Meyer Burger prüft den Aufbau einer eigenen Zell- und Modulproduktion in Deutschland. Zur Finanzierung des Aufbaus von Produktionskapazitäten ist eine Kapitalerhöhung im Volumen von 165 Millionen Franken geplant, die an einer ausserordentlichen Generalversammlung beschlossen werden soll.
19.06.2020 07:45

Die Generalversammlung ist für den 10. Juli geplant. Damit vollziehe das Unternehmen einen grundlegenden strategischen Wechsel. Vom Maschinenanbieter will sich Meyer Burger zu einem technologisch führenden Hersteller von Solarzellen und Solarmodulen wandeln, wie es weiter heisst.

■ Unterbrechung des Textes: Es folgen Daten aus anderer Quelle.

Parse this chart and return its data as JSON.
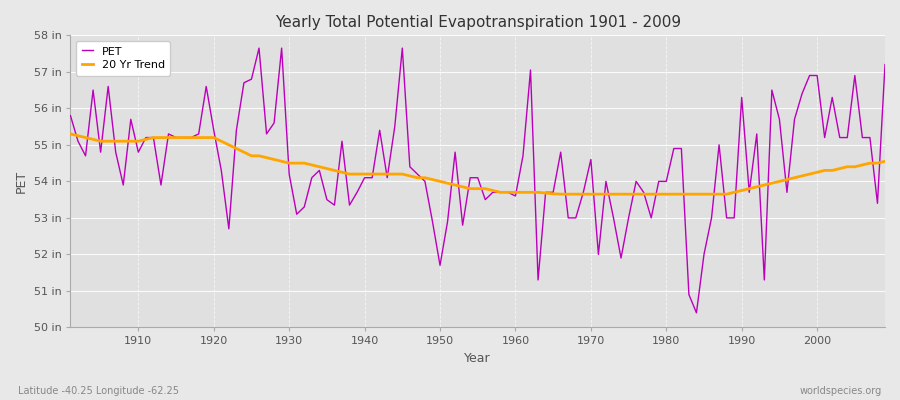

Die Wertschöpfungskette soll so signifikant ausgeweitet werden, um nachhaltig profitabel zu werden. Das Unternehmen will damit von der Technologie- und Kostenführerschaft ihrer patentgeschützten Heterojunction/SmartWire-Technologie (SWCT) profitieren.

Bereits im Mai hatte das Unternehmen an der ordentlichen Generalversammlung bekanntgegeben, den Aufbau einer eigenen, gross skalierten Zell- und Modulproduktion in Deutschland zu prüfen. Als Grund für den Richtungswechsel wurde die Erkenntnis genannt, dass man aus der Technologieführerschaft in den letzten Jahren keinen Gewinn erzielen konnte.

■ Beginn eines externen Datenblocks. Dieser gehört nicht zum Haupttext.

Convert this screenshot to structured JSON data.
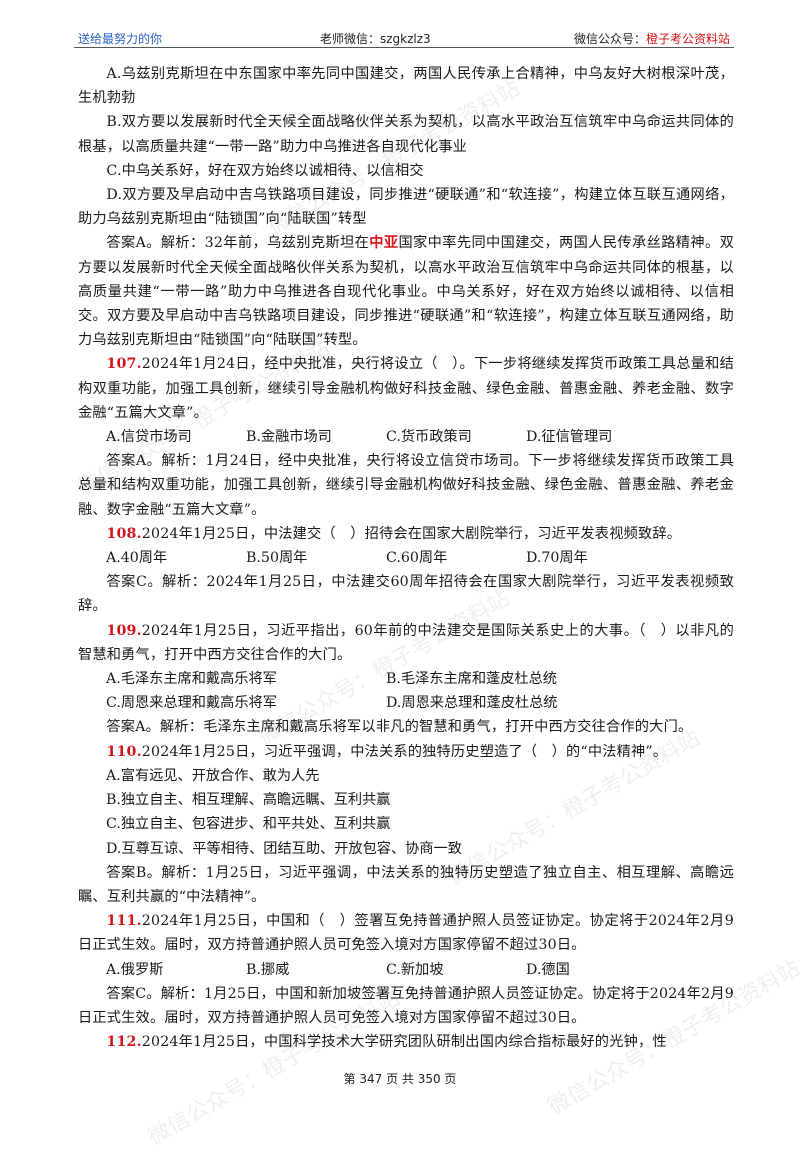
{
  "header": {
    "left": "送给最努力的你",
    "center": "老师微信：szgkzlz3",
    "right_prefix": "微信公众号：",
    "right_highlight": "橙子考公资料站"
  },
  "watermark": {
    "text1": "微信公众号：橙子考公资料站",
    "text2": "微信公众号：橙子考公资料站",
    "text3": "微信公众号：橙子考公资料站",
    "text4": "微信公众号：橙子考公资料站",
    "text5": "微信公众号：橙子考公资料站",
    "text6": "微信公众号：橙子考公资料站"
  },
  "q106": {
    "optA": "A.乌兹别克斯坦在中东国家中率先同中国建交，两国人民传承上合精神，中乌友好大树根深叶茂，生机勃勃",
    "optB": "B.双方要以发展新时代全天候全面战略伙伴关系为契机，以高水平政治互信筑牢中乌命运共同体的根基，以高质量共建“一带一路”助力中乌推进各自现代化事业",
    "optC": "C.中乌关系好，好在双方始终以诚相待、以信相交",
    "optD": "D.双方要及早启动中吉乌铁路项目建设，同步推进“硬联通”和“软连接”，构建立体互联互通网络，助力乌兹别克斯坦由“陆锁国”向“陆联国”转型",
    "ans_pre": "答案A。解析：32年前，乌兹别克斯坦在",
    "ans_red": "中亚",
    "ans_post": "国家中率先同中国建交，两国人民传承丝路精神。双方要以发展新时代全天候全面战略伙伴关系为契机，以高水平政治互信筑牢中乌命运共同体的根基，以高质量共建“一带一路”助力中乌推进各自现代化事业。中乌关系好，好在双方始终以诚相待、以信相交。双方要及早启动中吉乌铁路项目建设，同步推进“硬联通”和“软连接”，构建立体互联互通网络，助力乌兹别克斯坦由“陆锁国”向“陆联国”转型。"
  },
  "q107": {
    "num": "107.",
    "stem": "2024年1月24日，经中央批准，央行将设立（　）。下一步将继续发挥货币政策工具总量和结构双重功能，加强工具创新，继续引导金融机构做好科技金融、绿色金融、普惠金融、养老金融、数字金融“五篇大文章”。",
    "options": [
      "A.信贷市场司",
      "B.金融市场司",
      "C.货币政策司",
      "D.征信管理司"
    ],
    "answer": "答案A。解析：1月24日，经中央批准，央行将设立信贷市场司。下一步将继续发挥货币政策工具总量和结构双重功能，加强工具创新，继续引导金融机构做好科技金融、绿色金融、普惠金融、养老金融、数字金融“五篇大文章”。"
  },
  "q108": {
    "num": "108.",
    "stem": "2024年1月25日，中法建交（　）招待会在国家大剧院举行，习近平发表视频致辞。",
    "options": [
      "A.40周年",
      "B.50周年",
      "C.60周年",
      "D.70周年"
    ],
    "answer": "答案C。解析：2024年1月25日，中法建交60周年招待会在国家大剧院举行，习近平发表视频致辞。"
  },
  "q109": {
    "num": "109.",
    "stem": "2024年1月25日，习近平指出，60年前的中法建交是国际关系史上的大事。（　）以非凡的智慧和勇气，打开中西方交往合作的大门。",
    "options": [
      "A.毛泽东主席和戴高乐将军",
      "B.毛泽东主席和蓬皮杜总统",
      "C.周恩来总理和戴高乐将军",
      "D.周恩来总理和蓬皮杜总统"
    ],
    "answer": "答案A。解析：毛泽东主席和戴高乐将军以非凡的智慧和勇气，打开中西方交往合作的大门。"
  },
  "q110": {
    "num": "110.",
    "stem": "2024年1月25日，习近平强调，中法关系的独特历史塑造了（　）的“中法精神”。",
    "options": [
      "A.富有远见、开放合作、敢为人先",
      "B.独立自主、相互理解、高瞻远瞩、互利共赢",
      "C.独立自主、包容进步、和平共处、互利共赢",
      "D.互尊互谅、平等相待、团结互助、开放包容、协商一致"
    ],
    "answer": "答案B。解析：1月25日，习近平强调，中法关系的独特历史塑造了独立自主、相互理解、高瞻远瞩、互利共赢的“中法精神”。"
  },
  "q111": {
    "num": "111.",
    "stem": "2024年1月25日，中国和（　）签署互免持普通护照人员签证协定。协定将于2024年2月9日正式生效。届时，双方持普通护照人员可免签入境对方国家停留不超过30日。",
    "options": [
      "A.俄罗斯",
      "B.挪威",
      "C.新加坡",
      "D.德国"
    ],
    "answer": "答案C。解析：1月25日，中国和新加坡签署互免持普通护照人员签证协定。协定将于2024年2月9日正式生效。届时，双方持普通护照人员可免签入境对方国家停留不超过30日。"
  },
  "q112": {
    "num": "112.",
    "stem": "2024年1月25日，中国科学技术大学研究团队研制出国内综合指标最好的光钟，性"
  },
  "footer": "第 347 页 共 350 页"
}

Eine bestehende Absichtserklärung mit der Firma REC zum Aufbau einer Produktion werde nicht weiter verfolgt, wie es weiter heisst. REC habe die Zusagen nicht einhalten können, heisst es im Communiqué vom Freitag.

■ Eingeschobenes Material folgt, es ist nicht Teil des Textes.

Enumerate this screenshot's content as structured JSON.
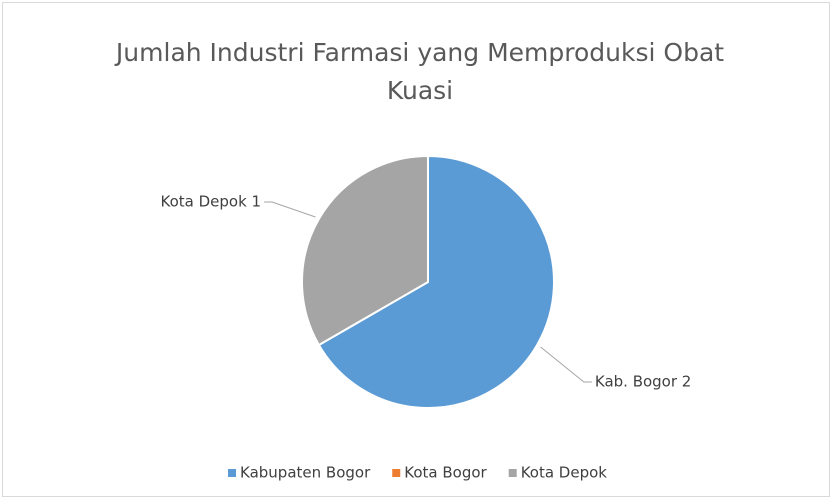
{
  "chart_data": {
    "type": "pie",
    "title": "Jumlah Industri Farmasi yang Memproduksi Obat Kuasi",
    "categories": [
      "Kabupaten Bogor",
      "Kota Bogor",
      "Kota Depok"
    ],
    "values": [
      2,
      0,
      1
    ],
    "value_labels": [
      "Kab. Bogor 2",
      null,
      "Kota Depok 1"
    ],
    "colors": [
      "#5b9bd5",
      "#ed7d31",
      "#a5a5a5"
    ],
    "legend": "bottom"
  }
}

Produktionsmaschinen für die Heterojunction/SmartWire-Technologie sollen grundsätzlich nur noch exklusiv zum eigenen Gebrauch hergestellt werden. In den vergangenen Jahren habe Meyer Burger die Entwicklung der Photovoltaik entlang der gesamten Wertschöpfung geprägt. Ein Grossteil der heute weltweit produzierten Solarmodule basiere auf Technologien des Unternehmens. Mit dem Verkauf der Maschinen habe man jedoch die Technologie aus der Hand gegeben und die Realisierung des geschaffenen Mehrwerts weitestgehend den Kunden überlassen.